Troodos dista circa 30 km. Ci poniamo come obiettivo Kakopetria che si trova a 11 km, lì decideremo cosa fare. Inutile dire che Kakopetria non arriva mai. La strada sale e dopo svariati stati di pura e semplice angoscia che vanno ripetendosi di pari passo con alcune bestemmie arriviamo a questo paesino, conosciuto anche come il paese più lontano del mondo.
Disfatti restiamo 20 minuti sdraiati sugli scalini di un abitazione chiusa. Beviamo acqua e mangiamo wafer. A Troodos ora mancano solo, si fa per dire, 17 km, ma alla nostra velocità di crociera rischiamo di metterci anche 2 ore e mezzo, e da qui in avanti la strada è solo in salita. Non sappiamo cosa fare. Se dormire qui o tentare di continuare. Soluzione: spaghetto scottato al pomodoro in un ristorantino vicino. Mai spaghetto più schifoso siamo stati contenti di mangiare. Dopo 2 ore di sosta ripartiamo. Salita dolce, strada buona, incontriamo dei campeggi lungo la strada, superiamo i 1000m di quota e giungiamo ad un passo con l’indicazione per Troodos che dice 9 km. La strada sale, sempre buona, si apre anche un bel panorama. Boschi di pini che piano piano si fanno sempre più fitti, con un buon odore di resina. Superiamo i 1300m, 1400m, 1500m e la temperatura va giù in picchiata. Per la prima volta dopo 10 giorni scendiamo sotto i 30 gradi. 29, 28, 27 e poi 24, 22. E la domanda che sorge spontanea: ma Troodos dove cazzo è? Inizia a far buio, accendiamo i fanali. La strada sale sempre inesorabile. Ora siamo a 1600m e temperatura 18 gradi, 30 gradi di sbalzo col deserto di stamani. Ora la strada scende, ma del paese niente. Sconforto. Base militare greca, di fronte ad un campeggio chiuso. Merda, ancora una volta. Facciamo altri 2 km ed arriviamo ad un bivio in mezzo al nulla, circondato da pini avvolti dal buio. Questa è Troodos. Me la immaginavo diversa.

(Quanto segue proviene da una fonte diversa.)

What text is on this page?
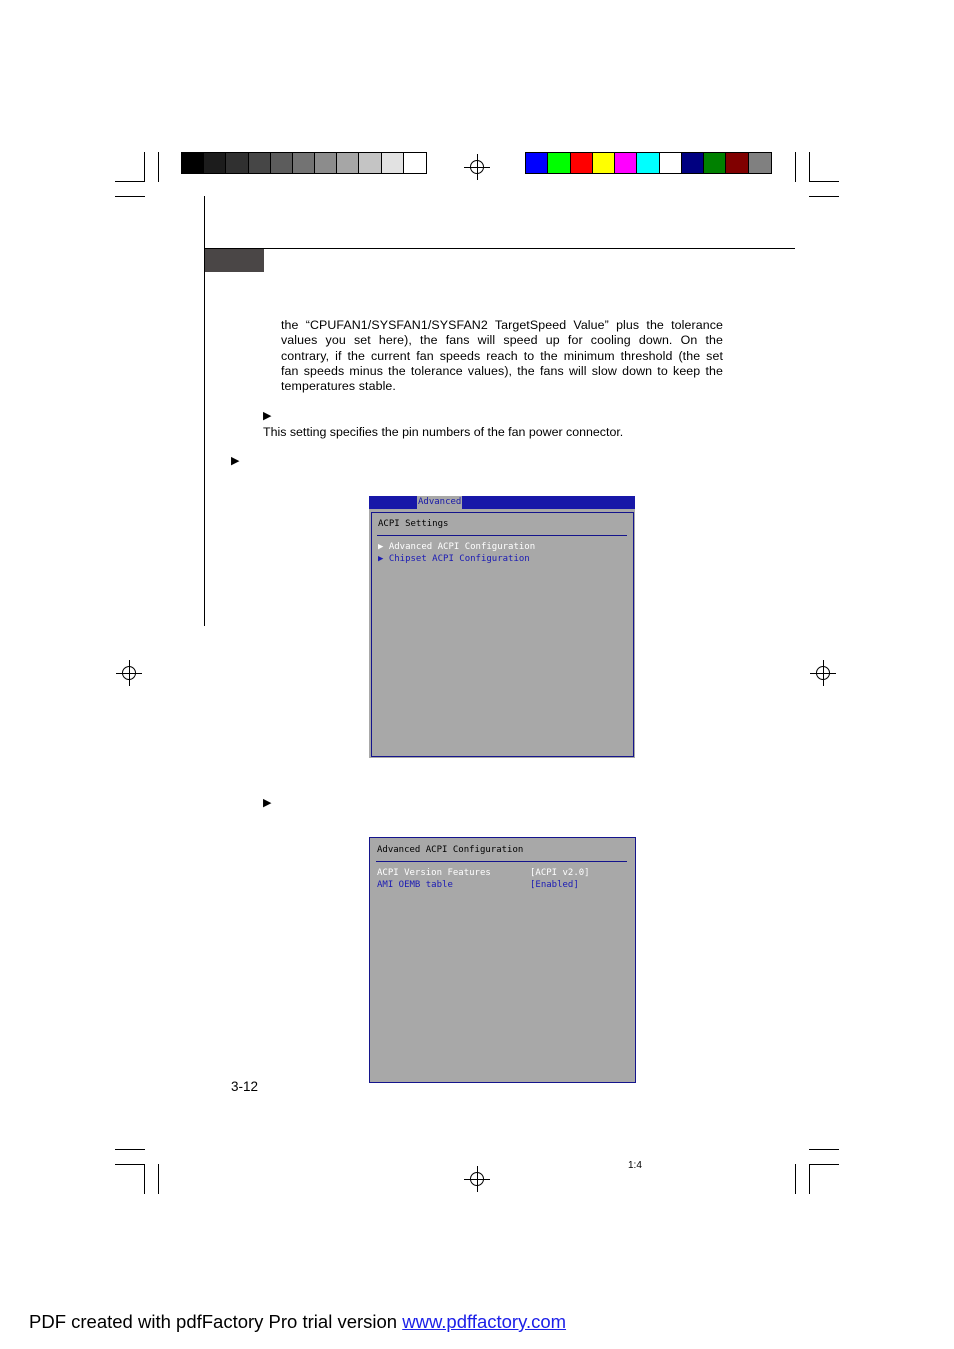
the “CPUFAN1/SYSFAN1/SYSFAN2 TargetSpeed Value” plus the tolerance
values you set here), the fans will speed up for cooling down. On the
contrary, if the current fan speeds reach to the minimum threshold (the set
fan speeds minus the tolerance values), the fans will slow down to keep the
temperatures stable.
▶
This setting specifies the pin numbers of the fan power connector.
▶
Advanced
ACPI Settings
▶ Advanced ACPI Configuration
▶ Chipset ACPI Configuration
▶
Advanced ACPI Configuration
ACPI Version Features	[ACPI v2.0]
AMI OEMB table	[Enabled]
3-12
1:4
PDF created with pdfFactory Pro trial version www.pdffactory.com
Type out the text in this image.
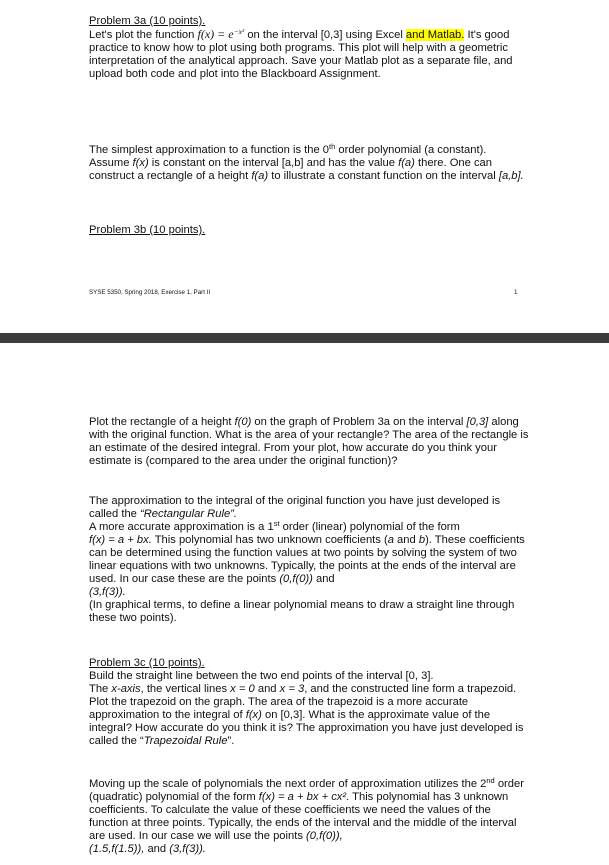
Problem 3a (10 points).
Let's plot the function $f(x) = e^{-x^2}$ on the interval [0,3] using Excel and Matlab. It's good practice to know how to plot using both programs. This plot will help with a geometric interpretation of the analytical approach. Save your Matlab plot as a separate file, and upload both code and plot into the Blackboard Assignment.

The simplest approximation to a function is the 0th order polynomial (a constant). Assume f(x) is constant on the interval [a,b] and has the value f(a) there. One can construct a rectangle of a height f(a) to illustrate a constant function on the interval [a,b].

Problem 3b (10 points).

SYSE 5350, Spring 2018, Exercise 1, Part II	1

Plot the rectangle of a height f(0) on the graph of Problem 3a on the interval [0,3] along with the original function. What is the area of your rectangle? The area of the rectangle is an estimate of the desired integral. From your plot, how accurate do you think your estimate is (compared to the area under the original function)?

The approximation to the integral of the original function you have just developed is called the “Rectangular Rule”.
A more accurate approximation is a 1st order (linear) polynomial of the form
f(x) = a + bx. This polynomial has two unknown coefficients (a and b). These coefficients can be determined using the function values at two points by solving the system of two linear equations with two unknowns. Typically, the points at the ends of the interval are used. In our case these are the points (0,f(0)) and
(3,f(3)).
(In graphical terms, to define a linear polynomial means to draw a straight line through these two points).

Problem 3c (10 points).
Build the straight line between the two end points of the interval [0, 3].
The x-axis, the vertical lines x = 0 and x = 3, and the constructed line form a trapezoid. Plot the trapezoid on the graph. The area of the trapezoid is a more accurate approximation to the integral of f(x) on [0,3]. What is the approximate value of the integral? How accurate do you think it is? The approximation you have just developed is called the “Trapezoidal Rule”.

Moving up the scale of polynomials the next order of approximation utilizes the 2nd order (quadratic) polynomial of the form f(x) = a + bx + cx². This polynomial has 3 unknown coefficients. To calculate the value of these coefficients we need the values of the function at three points. Typically, the ends of the interval and the middle of the interval are used. In our case we will use the points (0,f(0)),
(1.5,f(1.5)), and (3,f(3)).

Troviamo un albergo, che sa molto di ex colonia inglese, caminetto e pavimento di legno. Chiediamo se c’è una camera a due ragazze russe bellissime alla reception con tacchi altissimi e vestiti succinti. Noi, nelle nostre magliette da bici completamente sudate, siamo orrendi.
Siamo a 1700 e la temperatura fuori è di 15 gradi, sembra di congelare. Andiamo a letto sotto delle coperte invernali. Ma dove siamo capitati? Dove sono finiti i 50 gradi di questa mattina?